The tests -T and -B determine if a file is text or binary. But people who know a lot about filesystems know there’s no bit (at least in Unix-like operating systems) to indicate that a file is a binary or text file, so how can Perl tell? The answer is that Perl cheats: it opens the file, looks at the first few thousand bytes, and makes an educated guess. If it sees a lot of null bytes, unusual control characters, and bytes with the high bit set, then that looks like a binary file. If there’s not much weird stuff, then it looks like text. It sometimes guesses wrong. If a text file has a lot of Swedish or French words (which may have characters represented with the high bit set, as some ISO-8859-something variant, or perhaps even a Unicode version), it may fool Perl into declaring it binary. So it’s not perfect, but if you need to separate your source code from compiled files, or HTML files from PNGs, these tests should do the trick.

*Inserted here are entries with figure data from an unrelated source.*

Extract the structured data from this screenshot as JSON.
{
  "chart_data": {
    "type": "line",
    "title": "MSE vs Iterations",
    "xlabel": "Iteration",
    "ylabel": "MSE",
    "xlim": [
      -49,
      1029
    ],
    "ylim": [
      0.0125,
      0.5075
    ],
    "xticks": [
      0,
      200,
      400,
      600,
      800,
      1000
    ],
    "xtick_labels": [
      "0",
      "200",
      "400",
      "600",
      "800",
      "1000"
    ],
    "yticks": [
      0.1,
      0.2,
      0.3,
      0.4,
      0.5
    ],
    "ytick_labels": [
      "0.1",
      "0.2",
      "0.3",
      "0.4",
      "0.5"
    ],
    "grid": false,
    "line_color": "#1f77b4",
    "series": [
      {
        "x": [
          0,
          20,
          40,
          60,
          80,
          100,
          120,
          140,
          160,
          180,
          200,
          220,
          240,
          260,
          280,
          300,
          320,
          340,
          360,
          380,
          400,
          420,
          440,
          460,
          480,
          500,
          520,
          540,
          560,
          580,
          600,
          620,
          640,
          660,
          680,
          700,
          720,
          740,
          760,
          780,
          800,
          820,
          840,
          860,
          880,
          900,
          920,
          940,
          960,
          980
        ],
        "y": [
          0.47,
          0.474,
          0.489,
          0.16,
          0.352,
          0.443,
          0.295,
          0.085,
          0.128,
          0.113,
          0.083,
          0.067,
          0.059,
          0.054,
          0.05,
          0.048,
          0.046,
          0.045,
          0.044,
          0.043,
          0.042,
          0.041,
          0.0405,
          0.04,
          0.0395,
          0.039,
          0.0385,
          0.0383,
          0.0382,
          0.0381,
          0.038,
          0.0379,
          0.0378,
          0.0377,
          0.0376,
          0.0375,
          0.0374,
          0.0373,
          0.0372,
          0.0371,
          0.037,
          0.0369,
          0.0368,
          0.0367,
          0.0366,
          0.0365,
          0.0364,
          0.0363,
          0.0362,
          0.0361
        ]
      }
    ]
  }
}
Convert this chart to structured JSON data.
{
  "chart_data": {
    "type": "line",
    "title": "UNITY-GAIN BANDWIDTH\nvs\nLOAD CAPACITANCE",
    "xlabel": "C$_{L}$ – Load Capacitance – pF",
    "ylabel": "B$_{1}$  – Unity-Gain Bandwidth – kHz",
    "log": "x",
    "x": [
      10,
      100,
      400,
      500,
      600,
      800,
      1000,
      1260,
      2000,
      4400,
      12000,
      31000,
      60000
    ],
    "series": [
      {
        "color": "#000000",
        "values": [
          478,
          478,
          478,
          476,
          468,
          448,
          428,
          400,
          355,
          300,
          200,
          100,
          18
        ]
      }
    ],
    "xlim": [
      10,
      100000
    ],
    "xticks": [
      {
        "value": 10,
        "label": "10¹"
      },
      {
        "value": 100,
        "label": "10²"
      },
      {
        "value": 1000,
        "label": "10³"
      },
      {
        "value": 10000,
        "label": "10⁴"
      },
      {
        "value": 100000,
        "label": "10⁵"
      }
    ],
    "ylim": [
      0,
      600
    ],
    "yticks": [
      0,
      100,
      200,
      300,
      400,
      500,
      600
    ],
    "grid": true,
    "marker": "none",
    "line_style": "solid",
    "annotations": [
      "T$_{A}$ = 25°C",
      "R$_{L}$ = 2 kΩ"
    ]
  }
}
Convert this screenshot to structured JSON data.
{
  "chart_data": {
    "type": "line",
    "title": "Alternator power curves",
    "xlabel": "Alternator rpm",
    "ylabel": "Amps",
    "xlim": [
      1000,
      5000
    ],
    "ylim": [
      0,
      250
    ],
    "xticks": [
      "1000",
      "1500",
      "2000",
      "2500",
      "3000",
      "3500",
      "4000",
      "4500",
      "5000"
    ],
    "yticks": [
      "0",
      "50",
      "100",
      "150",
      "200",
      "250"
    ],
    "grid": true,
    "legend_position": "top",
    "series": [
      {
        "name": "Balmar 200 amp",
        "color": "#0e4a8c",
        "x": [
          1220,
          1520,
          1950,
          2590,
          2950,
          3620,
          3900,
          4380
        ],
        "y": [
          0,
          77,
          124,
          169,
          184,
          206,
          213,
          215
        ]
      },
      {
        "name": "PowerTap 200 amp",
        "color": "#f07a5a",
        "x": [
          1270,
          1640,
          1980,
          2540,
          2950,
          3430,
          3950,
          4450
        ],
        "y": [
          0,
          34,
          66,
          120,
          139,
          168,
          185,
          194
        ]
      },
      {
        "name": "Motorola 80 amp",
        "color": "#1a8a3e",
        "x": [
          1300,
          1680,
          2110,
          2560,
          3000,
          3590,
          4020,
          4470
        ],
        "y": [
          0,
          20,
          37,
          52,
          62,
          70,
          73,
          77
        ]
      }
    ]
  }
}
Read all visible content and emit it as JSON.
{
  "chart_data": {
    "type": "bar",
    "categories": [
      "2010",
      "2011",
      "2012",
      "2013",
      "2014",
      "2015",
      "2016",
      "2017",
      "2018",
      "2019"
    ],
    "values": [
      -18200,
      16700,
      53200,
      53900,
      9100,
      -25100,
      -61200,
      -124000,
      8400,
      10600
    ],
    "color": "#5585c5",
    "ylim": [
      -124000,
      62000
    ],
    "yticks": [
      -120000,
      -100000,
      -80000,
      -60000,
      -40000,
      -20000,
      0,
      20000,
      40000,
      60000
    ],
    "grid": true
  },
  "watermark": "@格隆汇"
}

You’d think that -T and -B would always disagree since a text file isn’t a binary and vice versa, but there are two special cases where they’re in complete agreement. If the file doesn’t exist, or can’t be read, both are false since it’s neither a text file nor a binary. Alternatively, if the file is empty, it’s an empty text file and an empty binary file at the same time, so they’re both true.

The -t file test returns true if the given filehandle is a TTY—if it’s interactive because it’s not a simple file or pipe. When -t STDIN returns true, it generally means that you can interactively ask the user questions. If it’s false, your program is probably getting input from a file or pipe, rather than a keyboard.